A Numerical Method to Study the Fiber Orientation and Distribution of Fiber-Reinforced Self-Compacting Concrete

Steel fiber-reinforced self-compacting concrete (SCFRC) has been developed in recent decades to overcome the weak tensile performance of traditional concretes. As the flexural strength of SCFRC is dependent on the distribution of steel fibers, a numerical model based on Jeffery's equation was developed in this study for investigating the effects of the concrete flow on the fiber orientation and distribution in SCFRC. This numerical method shows higher computational efficiency than available particle-based methods like SPH and LBM. The influence of casting parameters like casting method, formwork size and casting velocity on the fiber orientation is investigated from the perspective of the flow field of fresh concrete during casting. The simulation results show that the fiber orientation is largely dominated by the concrete flow during the casting process.
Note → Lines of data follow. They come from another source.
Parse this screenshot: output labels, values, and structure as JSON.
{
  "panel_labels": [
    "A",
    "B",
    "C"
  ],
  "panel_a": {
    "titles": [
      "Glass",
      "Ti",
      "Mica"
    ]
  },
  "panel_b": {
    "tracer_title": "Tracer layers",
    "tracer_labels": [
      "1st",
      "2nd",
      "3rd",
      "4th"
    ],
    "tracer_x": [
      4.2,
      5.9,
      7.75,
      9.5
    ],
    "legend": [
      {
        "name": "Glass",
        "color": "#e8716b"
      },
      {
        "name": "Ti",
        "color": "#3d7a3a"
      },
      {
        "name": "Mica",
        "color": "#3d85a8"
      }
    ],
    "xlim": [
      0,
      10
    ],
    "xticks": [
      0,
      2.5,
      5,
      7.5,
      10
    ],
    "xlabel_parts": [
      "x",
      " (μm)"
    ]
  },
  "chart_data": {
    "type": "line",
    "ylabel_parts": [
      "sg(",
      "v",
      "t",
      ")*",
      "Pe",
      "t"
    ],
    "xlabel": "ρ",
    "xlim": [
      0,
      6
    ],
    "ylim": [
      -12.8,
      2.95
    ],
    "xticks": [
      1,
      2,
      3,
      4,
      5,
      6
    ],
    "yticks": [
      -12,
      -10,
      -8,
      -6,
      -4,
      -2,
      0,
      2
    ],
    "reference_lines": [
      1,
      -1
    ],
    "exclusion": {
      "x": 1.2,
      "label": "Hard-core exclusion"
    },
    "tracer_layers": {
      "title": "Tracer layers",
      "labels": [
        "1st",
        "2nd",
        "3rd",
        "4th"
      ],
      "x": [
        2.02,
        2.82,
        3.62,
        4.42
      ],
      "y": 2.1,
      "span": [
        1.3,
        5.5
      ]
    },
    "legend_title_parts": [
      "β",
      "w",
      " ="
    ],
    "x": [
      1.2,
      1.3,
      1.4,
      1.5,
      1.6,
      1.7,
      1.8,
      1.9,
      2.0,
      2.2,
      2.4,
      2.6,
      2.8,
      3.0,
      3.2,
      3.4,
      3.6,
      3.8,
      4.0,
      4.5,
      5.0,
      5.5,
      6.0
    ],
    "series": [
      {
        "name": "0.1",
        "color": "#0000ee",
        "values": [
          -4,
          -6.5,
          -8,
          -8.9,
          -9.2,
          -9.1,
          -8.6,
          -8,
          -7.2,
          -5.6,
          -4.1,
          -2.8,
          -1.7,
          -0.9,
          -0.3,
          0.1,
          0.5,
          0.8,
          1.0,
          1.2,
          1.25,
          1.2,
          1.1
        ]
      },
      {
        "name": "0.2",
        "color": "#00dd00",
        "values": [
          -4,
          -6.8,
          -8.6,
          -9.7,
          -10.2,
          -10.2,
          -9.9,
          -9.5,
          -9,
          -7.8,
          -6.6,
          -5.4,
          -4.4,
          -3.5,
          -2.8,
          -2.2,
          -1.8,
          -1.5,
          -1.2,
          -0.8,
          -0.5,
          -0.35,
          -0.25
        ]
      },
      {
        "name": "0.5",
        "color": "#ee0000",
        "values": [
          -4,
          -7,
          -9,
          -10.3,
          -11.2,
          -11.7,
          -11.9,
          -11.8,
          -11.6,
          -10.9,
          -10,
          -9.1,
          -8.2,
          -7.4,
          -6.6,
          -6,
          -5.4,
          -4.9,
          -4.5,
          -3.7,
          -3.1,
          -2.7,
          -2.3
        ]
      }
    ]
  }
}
Importantly, during casting SCFRC beam, fibers tend to be oriented in parallel along the longitudinal direction at the middle section, while they stick up at the end of the formwork due to the upward concrete flow. In addition, the results from parametric studies show that the formwork size and casting method could significantly affect the concrete flow during the casting process, ultimately the orientation of fibers in a SCFRC beam. Furthermore, it indicates that the casting speed needs to be carefully chosen in order to achieve the optimal fiber alignment.

Automated summary

A numerical model based on Jeffery's equation was developed to investigate the effects of concrete flow on fiber orientation in SCFRC. The model showed higher computational efficiency compared to particle-based methods. Casting parameters such as casting method, formwork size, and casting velocity were found to significantly influence fiber orientation, with fibers aligning parallel in the middle section and sticking up at the end of the formwork. The results also emphasized the importance of choosing the casting speed carefully for optimal fiber alignment.